Une grosse usine de méthanisation se prépare silencieusement depuis 4-5 ans sur le territoire réservé à Villages Nature, en compensation de la fermeture d’une porcherie de Seine et Marne à Bailly-Romainvilliers (45 km à l’est de Paris).
Cette usine est portée par la société CVO77 = Suez Organique + l’exploitant de la porcherie. Elle a réservé à cet effet environ 8 hectares du territoire réservé du secteur est de Villages Nature pour traiter 35 000 t de déchets d’origine régionale aux ¾ alimentaires
Disney et l’Etat transgressent en douce les accords qu’ils ont signés.
Depuis quand une usine de méthanisation entre-t-elle dans le champ d’application d’une convention ayant statut de Projet d’Intérêt Général, qui consacre un territoire à une destination touristique ?
L’accord qui court entre EuroDisney et le gouvernement serait-il déchiré avant 2020 ?
Le contraste est saisissant entre les exigences de développement du projet Villages Nature qui doit être respectueux de son environnement sur tous les paramètres possibles, et la promesse demain de l’installation d’une usine à haut potentiel de nuisances de tous ordres.

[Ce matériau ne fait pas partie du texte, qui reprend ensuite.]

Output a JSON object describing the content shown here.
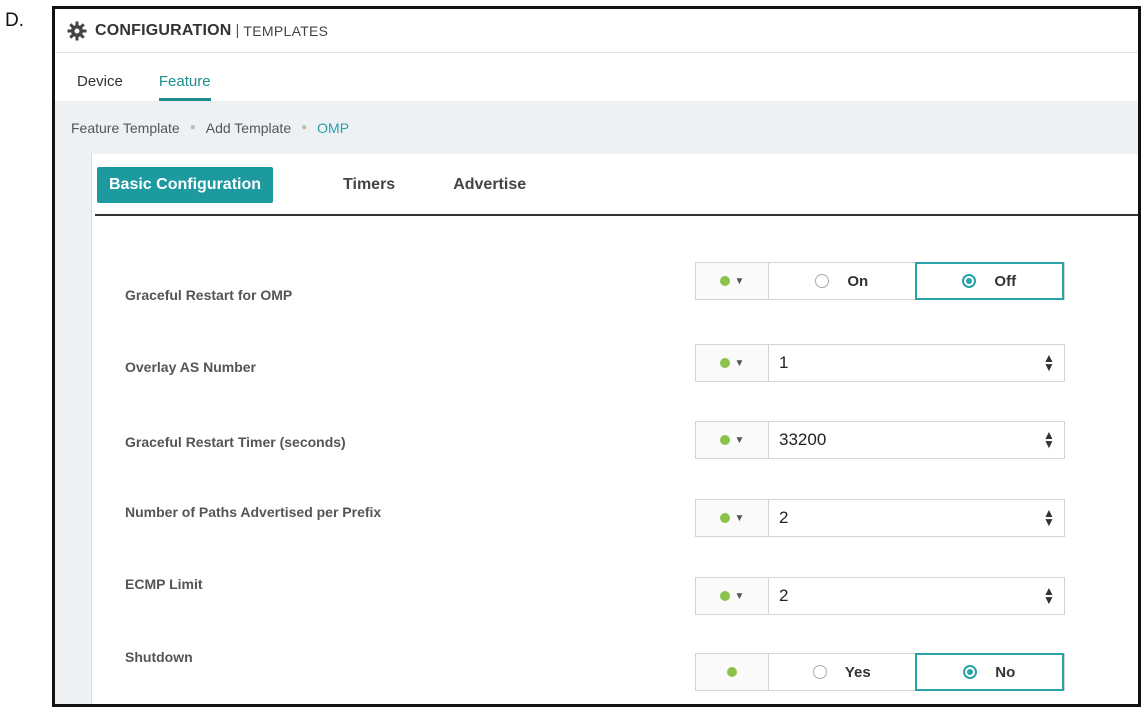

Les documents d’urbanisme, censés protéger un territoire ou définir sa destination ne valent décidément pas grand-chose en France. Dès lors qu’ils constituent un obstacle à la poursuite des affaires ou au montage d’un projet, il suffit de les contourner, les adapter, ou s’asseoir dessus. L’Etat de droit en France, vraiment ?
COMMENT IMPOSER UNE USINE AU MÉPRIS DES POPULATIONS CONCERNÉES
produire une étude d’impact qui fait l’impasse sur des réalités locales et qui minore toutes les nuisances
avancer le plus longtemps possible sans émettre la moindre information à destination des habitants impactés, reculer le plus t**d possible les rendez-vous sollicités par les habitants
donner accès au dossier le plus t**d possible et placer les habitants dans une situation impossible : un mois pour se manifester de façon pertinente sur un dossier technique (environ 2500 pages)
ne donner aucune suite aux entretiens avec les acteurs locaux (les élus, les promoteurs du projet, l’Administration) : pas de compte-rendu des échanges, pas de réponse aux courriers, pas de programme de rencontres. Émettre de rares promesses évasives sans engagement écrit
ne rien faire pour diminuer les nuisances d’une installation : par exemple, décider de l’emplacement de l’entrée / sortie des camions en face d’une propriété située en territoire protégé (document d’urbanisme ZPPAUP (Zone de Protection de Patrimoine Architectural Urbain et Paysager))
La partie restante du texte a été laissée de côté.